The cynic in me thinks they like having the extra revenue.
In fact, the incentives are diametrically opposed in that almost every one of them makes more money when our builds take longer to run, regardless of the reason. So they are financially disincentivized to build anything that could make them faster, or even make it easier to limit the duration, as is the case here. When it does happen, it's a rare triumph of some combination of people with genuinely good intentions, customer demand, and competitive pressure, over the demand for financial returns that every company has to eventually come to terms with, and not sustainable over the super long term.
The ones that let us host our own runners at least offer us an escape hatch where we can opt out of the diametrically opposed incentive structure and back into a still-not-aligned but neutral one, but then we give up much of the benefits of CI as a SaaS and have to spend engineering hours building and maintaining our own build infrastructure at a significant cost.

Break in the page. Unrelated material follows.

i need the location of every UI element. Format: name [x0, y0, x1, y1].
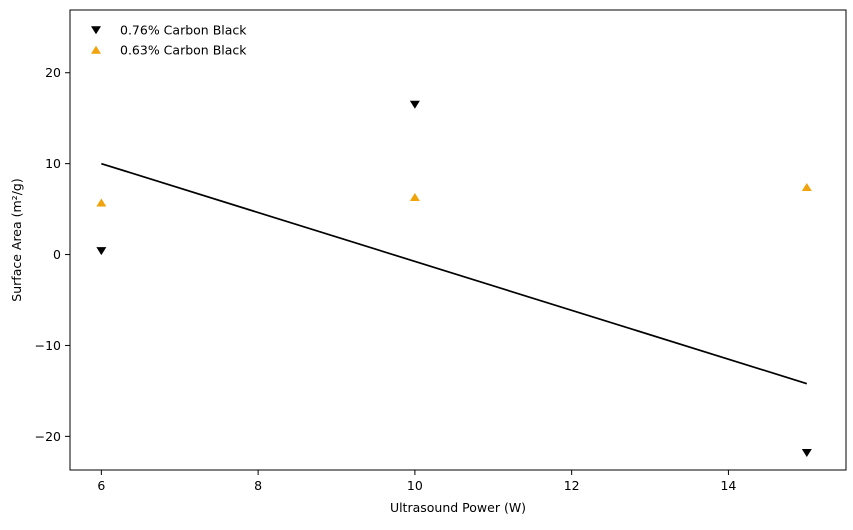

Let's not forget that traditional CI in itself is already a commodity where providers sell us dumb CI minutes that we have to spend our own eng hours engineering deployment and testing solutions on top of, and eventually have to sink entire full-time engineering teams' worth of hours into fighting against the natural tendency for these systems to get slower as we add more code and people.
I believe the solution is deployment & testing platforms tailored to specific technologies, meticulously engineered to be so ridiculously fast that they can reasonably be offered as an all-you-can-eat plan for a fixed monthly price per seat, instead of the industry standard usage-based pricing of traditional CI providers. This aligns incentives much better in that slow builds hurt the provider's bottom line as much as they hurt customers' engineering productivity, and on the flip side it financially incentivizes constant investments into making the system even faster from the provider side since faster builds means they can serve more customers on the same hardware and pocket the difference as profit.
Shameless plug: I've been building one of these platforms at https://reflame.app. Reflame can deploy client-rendered React web apps in milliseconds, fast enough to make deploying to the internet feel like local dev.
Github should send a bunch of money to the act developer - I know I wouldn't have used Github actions at all without act existing, I'm sure other people must be in the same situation. (Though I'm not paying Github either, so perhaps I'm not a target customer...)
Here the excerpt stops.